WELLNESS KNOWLEDGE, ATTITUDES, AND BEHAVIORS OF CHIROPRACTIC STUDENTS

Main Article Content

Marc Lucente
Jeffrey Krabbe

Keywords

Wellness, Medical Education

Abstract

OBJECTIVE: To determine the relationships between wellness knowledge, attitudes, and behaviors in a chiropractic student population.


METHODS: Students at a chiropractic college were administered a validated Wellness Knowledge, Attitude, and Behavior Instrument (WKABI). The WKABI instrument measures knowledge, attitudes, and behaviors in the intervention areas of physical activity, nutrition, and stress management. Scores were tabulated for each section. Demographics were included as part of the instrument. Spearman’s Rho correlations, standard deviation, and mean were used to analyze the data.

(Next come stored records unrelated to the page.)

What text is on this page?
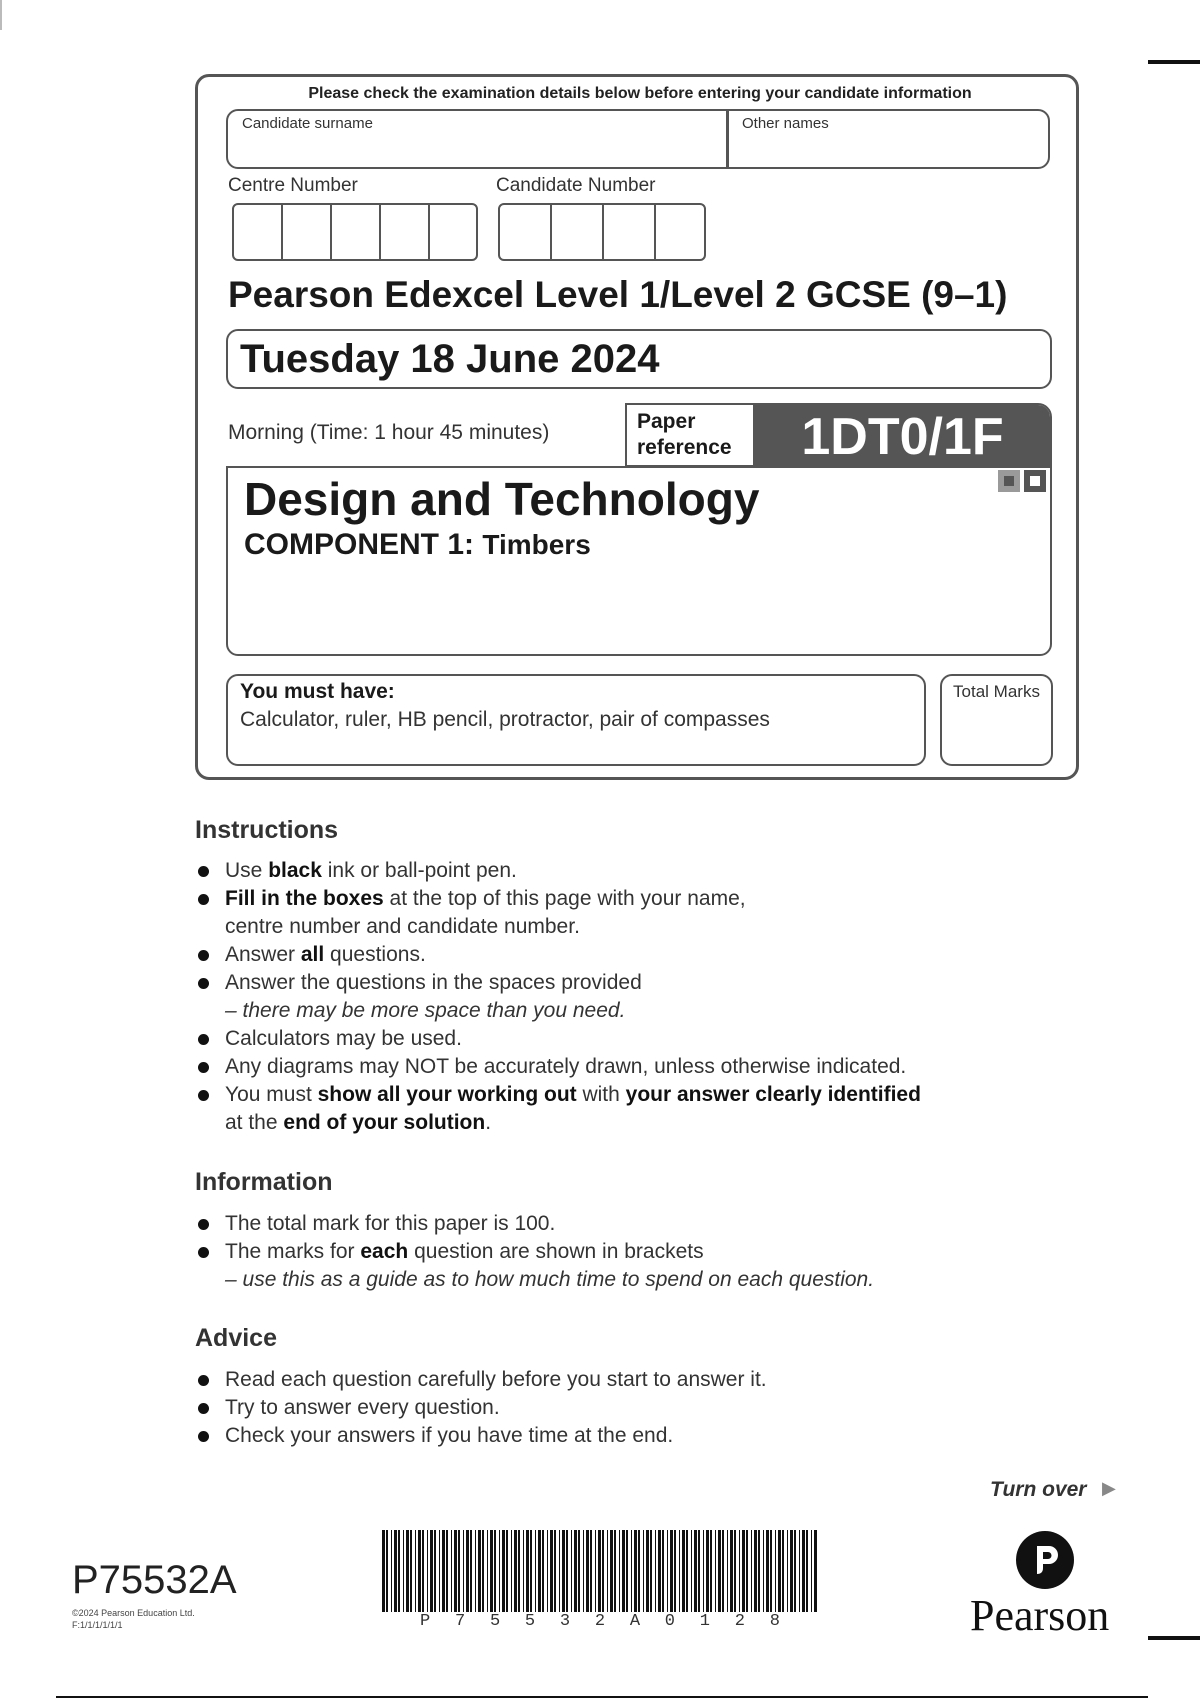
Please check the examination details below before entering your candidate information
Candidate surname	Other names
Centre Number	Candidate Number
Pearson Edexcel Level 1/Level 2 GCSE (9–1)
Tuesday 18 June 2024
Morning (Time: 1 hour 45 minutes)	Paper
reference	1DT0/1F
Design and Technology
COMPONENT 1: Timbers
You must have:
Calculator, ruler, HB pencil, protractor, pair of compasses
Total Marks
Instructions
Use black ink or ball-point pen.
Fill in the boxes at the top of this page with your name,
centre number and candidate number.
Answer all questions.
Answer the questions in the spaces provided
– there may be more space than you need.
Calculators may be used.
Any diagrams may NOT be accurately drawn, unless otherwise indicated.
You must show all your working out with your answer clearly identified
at the end of your solution.
Information
The total mark for this paper is 100.
The marks for each question are shown in brackets
– use this as a guide as to how much time to spend on each question.
Advice
Read each question carefully before you start to answer it.
Try to answer every question.
Check your answers if you have time at the end.
Turn over ▶
P75532A
©2024 Pearson Education Ltd.
F:1/1/1/1/1/1	P 7 5 5 3 2 A 0 1 2 8	Pearson
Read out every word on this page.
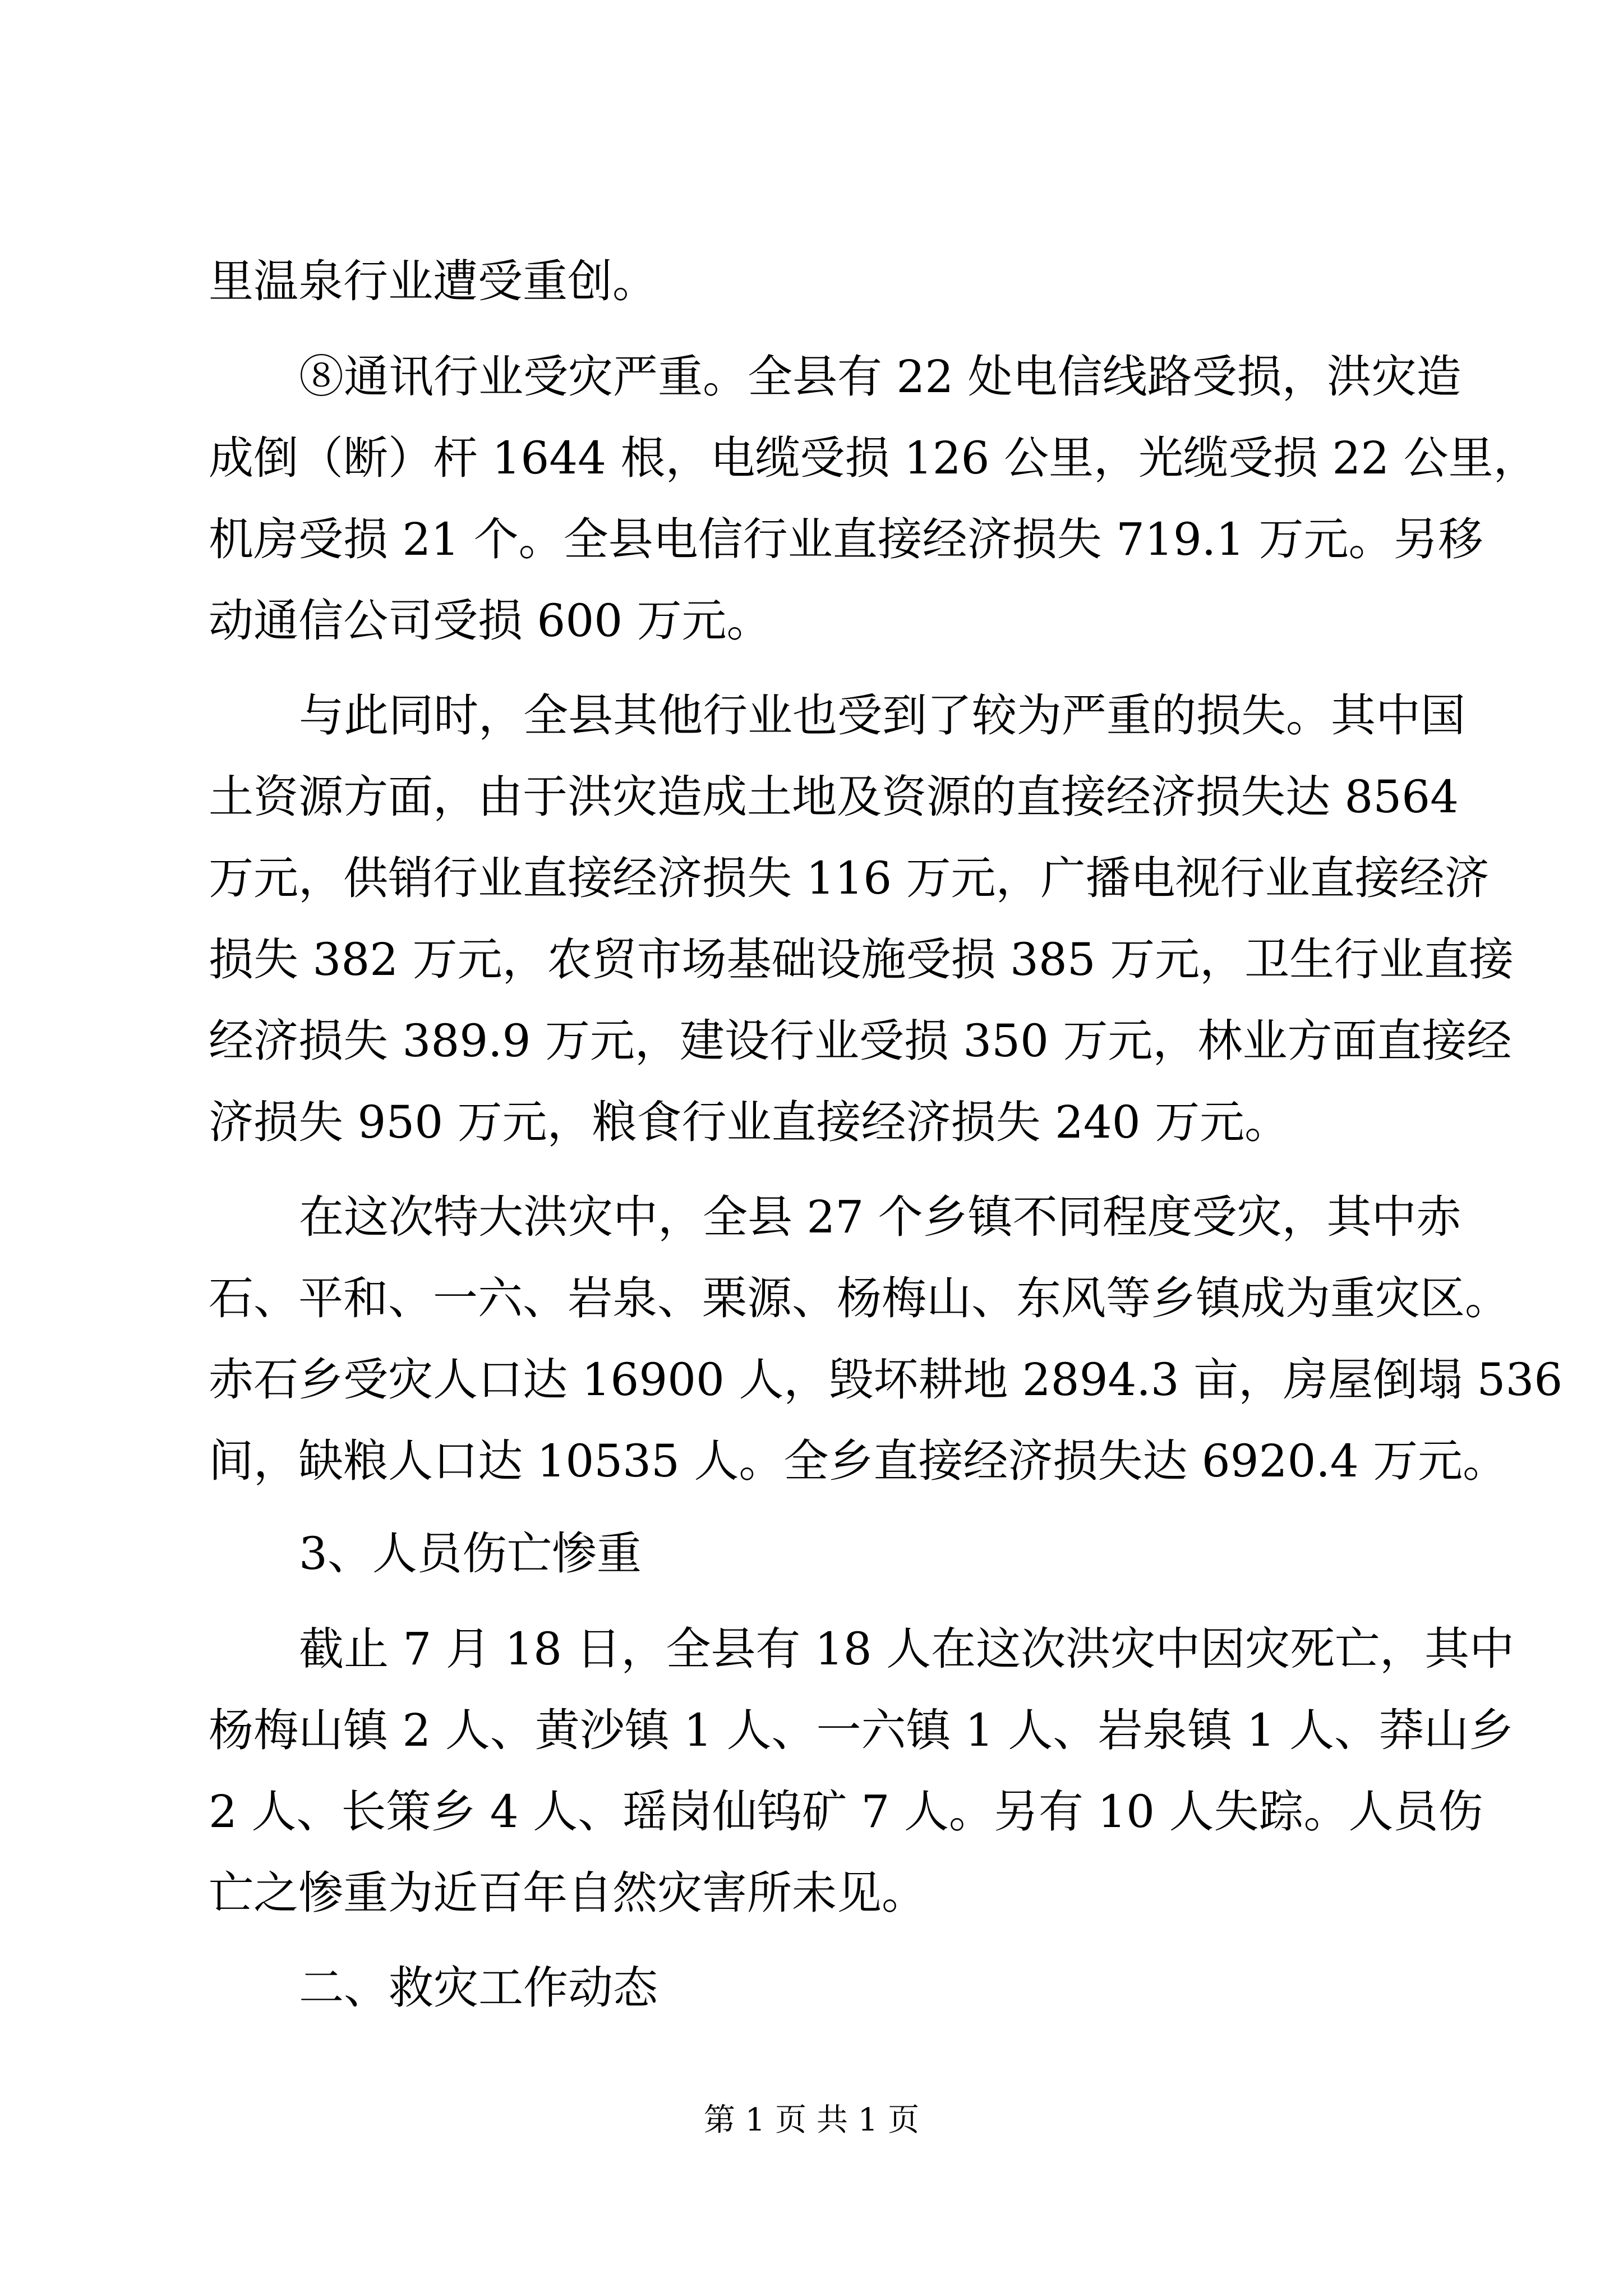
里温泉行业遭受重创。
⑧通讯行业受灾严重。全县有 22 处电信线路受损，洪灾造
成倒（断）杆 1644 根，电缆受损 126 公里，光缆受损 22 公里，
机房受损 21 个。全县电信行业直接经济损失 719.1 万元。另移
动通信公司受损 600 万元。
与此同时，全县其他行业也受到了较为严重的损失。其中国
土资源方面，由于洪灾造成土地及资源的直接经济损失达 8564
万元，供销行业直接经济损失 116 万元，广播电视行业直接经济
损失 382 万元，农贸市场基础设施受损 385 万元，卫生行业直接
经济损失 389.9 万元，建设行业受损 350 万元，林业方面直接经
济损失 950 万元，粮食行业直接经济损失 240 万元。
在这次特大洪灾中，全县 27 个乡镇不同程度受灾，其中赤
石、平和、一六、岩泉、栗源、杨梅山、东风等乡镇成为重灾区。
赤石乡受灾人口达 16900 人，毁坏耕地 2894.3 亩，房屋倒塌 536
间，缺粮人口达 10535 人。全乡直接经济损失达 6920.4 万元。
3、人员伤亡惨重
截止 7 月 18 日，全县有 18 人在这次洪灾中因灾死亡，其中
杨梅山镇 2 人、黄沙镇 1 人、一六镇 1 人、岩泉镇 1 人、莽山乡
2 人、长策乡 4 人、瑶岗仙钨矿 7 人。另有 10 人失踪。人员伤
亡之惨重为近百年自然灾害所未见。
二、救灾工作动态
第 1 页 共 1 页
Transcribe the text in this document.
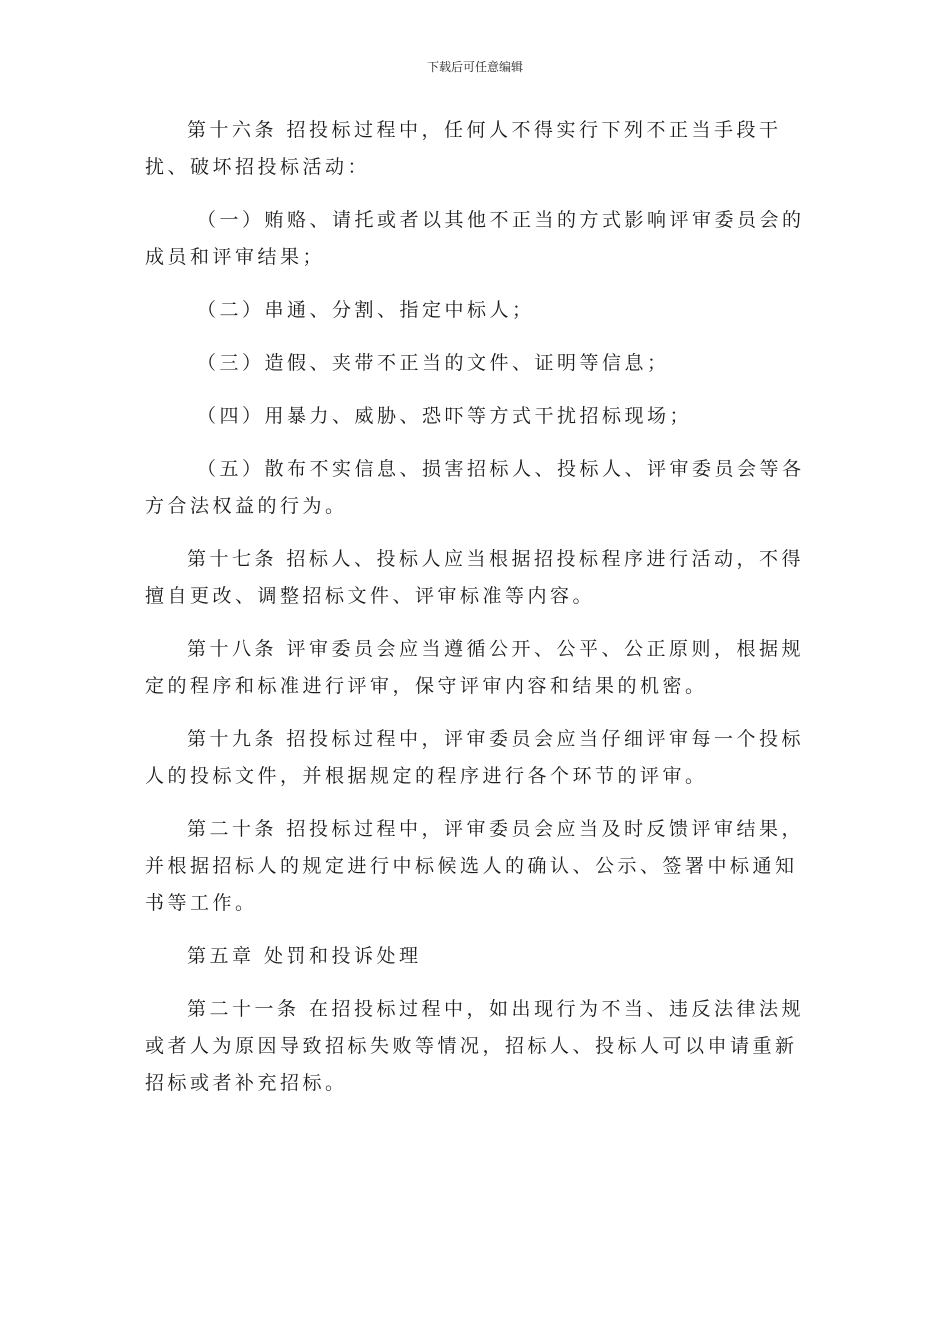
下载后可任意编辑

第十六条 招投标过程中，任何人不得实行下列不正当手段干扰、破坏招投标活动：

（一）贿赂、请托或者以其他不正当的方式影响评审委员会的成员和评审结果；

（二）串通、分割、指定中标人；

（三）造假、夹带不正当的文件、证明等信息；

（四）用暴力、威胁、恐吓等方式干扰招标现场；

（五）散布不实信息、损害招标人、投标人、评审委员会等各方合法权益的行为。

第十七条 招标人、投标人应当根据招投标程序进行活动，不得擅自更改、调整招标文件、评审标准等内容。

第十八条 评审委员会应当遵循公开、公平、公正原则，根据规定的程序和标准进行评审，保守评审内容和结果的机密。

第十九条 招投标过程中，评审委员会应当仔细评审每一个投标人的投标文件，并根据规定的程序进行各个环节的评审。

第二十条 招投标过程中，评审委员会应当及时反馈评审结果，并根据招标人的规定进行中标候选人的确认、公示、签署中标通知书等工作。

第五章 处罚和投诉处理

第二十一条 在招投标过程中，如出现行为不当、违反法律法规或者人为原因导致招标失败等情况，招标人、投标人可以申请重新招标或者补充招标。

RESULTS: Knowledge scores were significantly correlated with attitude scores and were also significantly correlated with behavior scores. Attitude scores were significantly correlated with behavior scores as well. Mean scores for all subjects on the knowledge, attitude, and behavior sections were 77.3%, 86.6%, and 65.9% of the highest possible scores, respectively.


CONCLUSION: Significant relationships exist between wellness knowledge, attitudes, and behaviors of students at a chiropractic college. Further research will be required in this population to identify what other factors may influence wellness behaviors.